After lighting another Parliament, Velma said, "Not if you play it right. How you handle a guy after you do it the first time is super important. Nothing personal, but whatever you do, don't try pulling your roommate's old rejuvenating virgin stunt or, even worse, pretend it's your first time. It's 1968, for God's sake. You know better, I know better, odds are even Mark knows better. After all, he's bound to have learned something in college."

Bebe had to grin. "At least a little something."

"The trick is," Velma continued, "to act just a little confused and vulnerable, like it was so incredible you feel all shook up. Instead of saying you've never done it before, you say you've never 'felt' like this before. It's a sneaky little way of suggesting that, even if there might have been one or two others, he's the best."

Down at the other end of the couch, Bebe pretended she was taking notes. "Act confused and say, 'felt.' Is that right, Professor Meeks?"

"You got it. That way he'll get all full of himself and want to be your knight in shining armor and go around saving your honor—for himself, of course. Once he's your big, brave protector, you start hinting around about how it might be nice to have some sort of casual, just for the summer type, understanding. Maybe say something about how that way you'd have a good excuse to say no when guys like Darrell Ray ask you out."

"Velma, you won't do. Does any guy ever have a chance around you?"

"Not if I have my way, honey. They never have and never will. Just ask poor Buddy."

"So you think it's time I got it on with Mark?"

"A girl's gotta do what a girl's gotta do," said Velma. "And just between you and me and the walls, I've heard some girls say it’s kinda fun."

Bebe grinned, then checked her watch and stood. "I've gotta scoot. But do you remember that joke, the one you said you told Buddy, about how you were giving up sex because it was too messy, too much work, and the position was ridiculous?"

"Oh, yeah. I had Buddy going for a minute. You should've seen his face."
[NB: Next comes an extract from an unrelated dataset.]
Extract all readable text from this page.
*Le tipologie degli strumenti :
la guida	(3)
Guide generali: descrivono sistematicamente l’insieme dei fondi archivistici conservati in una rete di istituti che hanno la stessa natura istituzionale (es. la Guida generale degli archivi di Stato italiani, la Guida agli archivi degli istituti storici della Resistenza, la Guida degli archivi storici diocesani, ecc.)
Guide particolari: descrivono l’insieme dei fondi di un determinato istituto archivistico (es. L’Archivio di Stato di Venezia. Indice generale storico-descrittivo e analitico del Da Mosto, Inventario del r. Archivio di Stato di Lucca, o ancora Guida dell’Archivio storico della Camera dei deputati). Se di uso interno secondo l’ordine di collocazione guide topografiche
"Well, to tell you the truth, that's pretty much how I really do feel. I love everything leading up to it. You know, the flirting and the dates and even making out. And there are times when I do get a little turned on and really want the guy. That’s when doing it can be fun, at least for me. But most of the time, it seems a lot more about his wants and needs than my feelings. Still, I suppose if it has to be done, it has to be done."

"That's the spirit, girl.”

"Because I promise you," continued Bebe, in a voice that left no doubt about her sincerity, "there's no way in hell I'm going to let anyone, most of all Amy Marshall, keep me from winning this time."